Powrót na stare śmieci

320 22 3
                                    

Misaki bardzo niechętnie przyszła do pracy. Dobrze wiedziała co ją czekało na miejscu i ani trochę się nie pomyliła. Pierwszy raz w życiu dziewczyny z recepcji poświęciły jej więcej niż chwilę uwagi na powitanie.

Dopadły ją jako pierwsze zaraz po wejściu do budynku. Oczy aż mi się świeciły.

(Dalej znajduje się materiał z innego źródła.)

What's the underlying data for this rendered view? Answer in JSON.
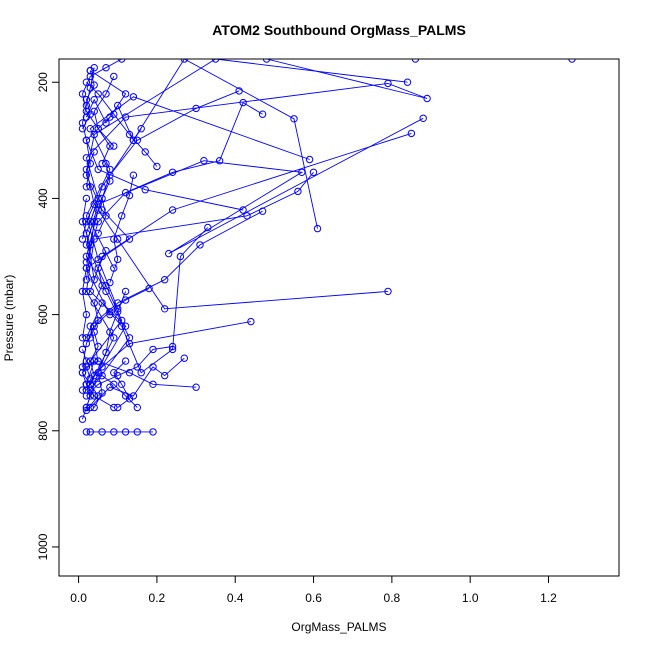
{
  "chart_data": {
    "type": "scatter",
    "title": "ATOM2 Southbound OrgMass_PALMS",
    "xlabel": "OrgMass_PALMS",
    "ylabel": "Pressure (mbar)",
    "xlim": [
      -0.05,
      1.38
    ],
    "ylim": [
      1050,
      160
    ],
    "y_reversed": true,
    "x_ticks": [
      0.0,
      0.2,
      0.4,
      0.6,
      0.8,
      1.0,
      1.2
    ],
    "x_tick_labels": [
      "0.0",
      "0.2",
      "0.4",
      "0.6",
      "0.8",
      "1.0",
      "1.2"
    ],
    "y_ticks": [
      200,
      400,
      600,
      800,
      1000
    ],
    "y_tick_labels": [
      "200",
      "400",
      "600",
      "800",
      "1000"
    ],
    "grid": false,
    "legend": "none",
    "color": "#0000ff",
    "series": [
      {
        "x": [
          0.86,
          1.26,
          0.48,
          0.89,
          0.79,
          0.12,
          0.02,
          0.05,
          0.03,
          0.09
        ],
        "y": [
          160,
          160,
          160,
          228,
          202,
          260,
          330,
          400,
          440,
          520
        ]
      },
      {
        "x": [
          0.84,
          0.35,
          0.04,
          0.02,
          0.06,
          0.13,
          0.02,
          0.08
        ],
        "y": [
          200,
          160,
          290,
          360,
          420,
          470,
          520,
          600
        ]
      },
      {
        "x": [
          0.88,
          0.23,
          0.57,
          0.32,
          0.05,
          0.02,
          0.07,
          0.11,
          0.03
        ],
        "y": [
          262,
          495,
          355,
          335,
          410,
          480,
          550,
          610,
          680
        ]
      },
      {
        "x": [
          0.85,
          0.24,
          0.06,
          0.03,
          0.12,
          0.05,
          0.02
        ],
        "y": [
          288,
          420,
          500,
          560,
          620,
          700,
          760
        ]
      },
      {
        "x": [
          0.59,
          0.14,
          0.03,
          0.08,
          0.02,
          0.05,
          0.1
        ],
        "y": [
          333,
          225,
          280,
          350,
          430,
          505,
          590
        ]
      },
      {
        "x": [
          0.6,
          0.56,
          0.43,
          0.04,
          0.02,
          0.09,
          0.03
        ],
        "y": [
          355,
          388,
          430,
          470,
          560,
          640,
          720
        ]
      },
      {
        "x": [
          0.61,
          0.55,
          0.27,
          0.14,
          0.06,
          0.02,
          0.04
        ],
        "y": [
          452,
          263,
          160,
          300,
          380,
          460,
          540
        ]
      },
      {
        "x": [
          0.79,
          0.22,
          0.1,
          0.05,
          0.02,
          0.07,
          0.13,
          0.03
        ],
        "y": [
          560,
          590,
          470,
          420,
          500,
          560,
          640,
          730
        ]
      },
      {
        "x": [
          0.44,
          0.13,
          0.06,
          0.02,
          0.04,
          0.09
        ],
        "y": [
          612,
          650,
          690,
          720,
          740,
          760
        ]
      },
      {
        "x": [
          0.42,
          0.17,
          0.05,
          0.02,
          0.08,
          0.12,
          0.03
        ],
        "y": [
          420,
          385,
          350,
          300,
          260,
          220,
          180
        ]
      },
      {
        "x": [
          0.47,
          0.31,
          0.22,
          0.1,
          0.03,
          0.05
        ],
        "y": [
          422,
          480,
          540,
          580,
          620,
          680
        ]
      },
      {
        "x": [
          0.47,
          0.42,
          0.36,
          0.24,
          0.12,
          0.05,
          0.02
        ],
        "y": [
          255,
          235,
          335,
          355,
          390,
          440,
          510
        ]
      },
      {
        "x": [
          0.41,
          0.3,
          0.15,
          0.08,
          0.04,
          0.02
        ],
        "y": [
          215,
          245,
          300,
          360,
          440,
          540
        ]
      },
      {
        "x": [
          0.33,
          0.26,
          0.24,
          0.16,
          0.11,
          0.06,
          0.02
        ],
        "y": [
          450,
          500,
          660,
          700,
          620,
          580,
          640
        ]
      },
      {
        "x": [
          0.3,
          0.19,
          0.13,
          0.05,
          0.02,
          0.03
        ],
        "y": [
          725,
          720,
          700,
          680,
          690,
          710
        ]
      },
      {
        "x": [
          0.27,
          0.22,
          0.19,
          0.14,
          0.08,
          0.03
        ],
        "y": [
          675,
          705,
          690,
          740,
          725,
          760
        ]
      },
      {
        "x": [
          0.24,
          0.19,
          0.15,
          0.1,
          0.05,
          0.02
        ],
        "y": [
          655,
          660,
          690,
          705,
          720,
          740
        ]
      },
      {
        "x": [
          0.2,
          0.17,
          0.13,
          0.09,
          0.05,
          0.02
        ],
        "y": [
          345,
          320,
          290,
          255,
          220,
          200
        ]
      },
      {
        "x": [
          0.18,
          0.12,
          0.08,
          0.04,
          0.02,
          0.01
        ],
        "y": [
          555,
          575,
          595,
          620,
          650,
          690
        ]
      },
      {
        "x": [
          0.16,
          0.14,
          0.1,
          0.07,
          0.04,
          0.02
        ],
        "y": [
          280,
          300,
          240,
          270,
          230,
          260
        ]
      },
      {
        "x": [
          0.15,
          0.12,
          0.09,
          0.06,
          0.03,
          0.01
        ],
        "y": [
          760,
          740,
          720,
          705,
          720,
          730
        ]
      },
      {
        "x": [
          0.11,
          0.07,
          0.03,
          0.01,
          0.02,
          0.05,
          0.09
        ],
        "y": [
          160,
          175,
          190,
          220,
          250,
          280,
          310
        ]
      },
      {
        "x": [
          0.02,
          0.05,
          0.03,
          0.01,
          0.04,
          0.02
        ],
        "y": [
          765,
          740,
          720,
          700,
          680,
          720
        ]
      },
      {
        "x": [
          0.02,
          0.03,
          0.06,
          0.09,
          0.12,
          0.15,
          0.19
        ],
        "y": [
          802,
          802,
          802,
          802,
          802,
          802,
          802
        ]
      },
      {
        "x": [
          0.01,
          0.02,
          0.03,
          0.02,
          0.01,
          0.02,
          0.01
        ],
        "y": [
          780,
          760,
          740,
          720,
          700,
          680,
          660
        ]
      },
      {
        "x": [
          0.01,
          0.02,
          0.01,
          0.02,
          0.03,
          0.01,
          0.02
        ],
        "y": [
          640,
          600,
          560,
          520,
          480,
          440,
          400
        ]
      },
      {
        "x": [
          0.02,
          0.03,
          0.02,
          0.01,
          0.02,
          0.03,
          0.04
        ],
        "y": [
          380,
          340,
          300,
          270,
          240,
          210,
          175
        ]
      },
      {
        "x": [
          0.04,
          0.06,
          0.05,
          0.07,
          0.08,
          0.1,
          0.12
        ],
        "y": [
          760,
          735,
          700,
          665,
          630,
          595,
          560
        ]
      },
      {
        "x": [
          0.08,
          0.1,
          0.09,
          0.11,
          0.13,
          0.14
        ],
        "y": [
          545,
          505,
          470,
          430,
          395,
          360
        ]
      },
      {
        "x": [
          0.06,
          0.08,
          0.05,
          0.04,
          0.07,
          0.09
        ],
        "y": [
          340,
          310,
          280,
          250,
          220,
          190
        ]
      },
      {
        "x": [
          0.03,
          0.05,
          0.04,
          0.06,
          0.05,
          0.07
        ],
        "y": [
          640,
          610,
          580,
          550,
          520,
          490
        ]
      },
      {
        "x": [
          0.01,
          0.02,
          0.04,
          0.03,
          0.02,
          0.04
        ],
        "y": [
          470,
          440,
          410,
          380,
          350,
          320
        ]
      },
      {
        "x": [
          0.02,
          0.04,
          0.03,
          0.05,
          0.04
        ],
        "y": [
          730,
          705,
          680,
          655,
          630
        ]
      },
      {
        "x": [
          0.01,
          0.03,
          0.02,
          0.04,
          0.03
        ],
        "y": [
          280,
          255,
          230,
          205,
          180
        ]
      },
      {
        "x": [
          0.1,
          0.13,
          0.11,
          0.09,
          0.12
        ],
        "y": [
          760,
          745,
          720,
          700,
          680
        ]
      },
      {
        "x": [
          0.05,
          0.07,
          0.06,
          0.08,
          0.07
        ],
        "y": [
          460,
          430,
          400,
          370,
          340
        ]
      }
    ]
  }
}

‒ Crystal, wczoraj ktoś cię szukał!

‒ I dzięki wam mnie znalazł ‒ mruknęła ‒ będziecie każdemu rozdawać mój adres?

‒ Nie, no bo my - zaczęła się jedna z nich jąkać - to był Hawks.

‒ Mógłby to być i nawet All might, mój adres to poufne dane ‒ drażniło ją, że tak się zachowały, chociaż jeszcze bardziej drażnił ją fakt, że wystarczył jeden uśmiech Hawksa, a recepcjonistki padały jak muszki owocówki. - To było bardzo nieprofesjonalne, wiecie w jakim świetle stawiacie agencje!?

‒ Hej Crystal, ale nie powiesz tego Twins? ‒ teraz martwiły się o swoją posadę? Wcześniej nie potrafiły myśleć? ‒ Nie miałyśmy serca mu odmówić, naprawdę chciał z tobą pogadać.

‒ Nie miałyście serca mu odmówić, bo się do was uśmiechnął.

Wyminęła je i zostawiła z minami zbitych szczeniaków. Koniec końców nikomu nic się nie stało, a Hawks serio chciał tylko pogadać, ale mogło się różnie skończyć.

Weszła do swojego biura w którym czekało na nią już rodzeństwo Twins, tak z sobą zżyci, że nawet musieli mieć wspólną agencję. Przychodzili do niej też w parze, jakby mieli wspólne mózgi.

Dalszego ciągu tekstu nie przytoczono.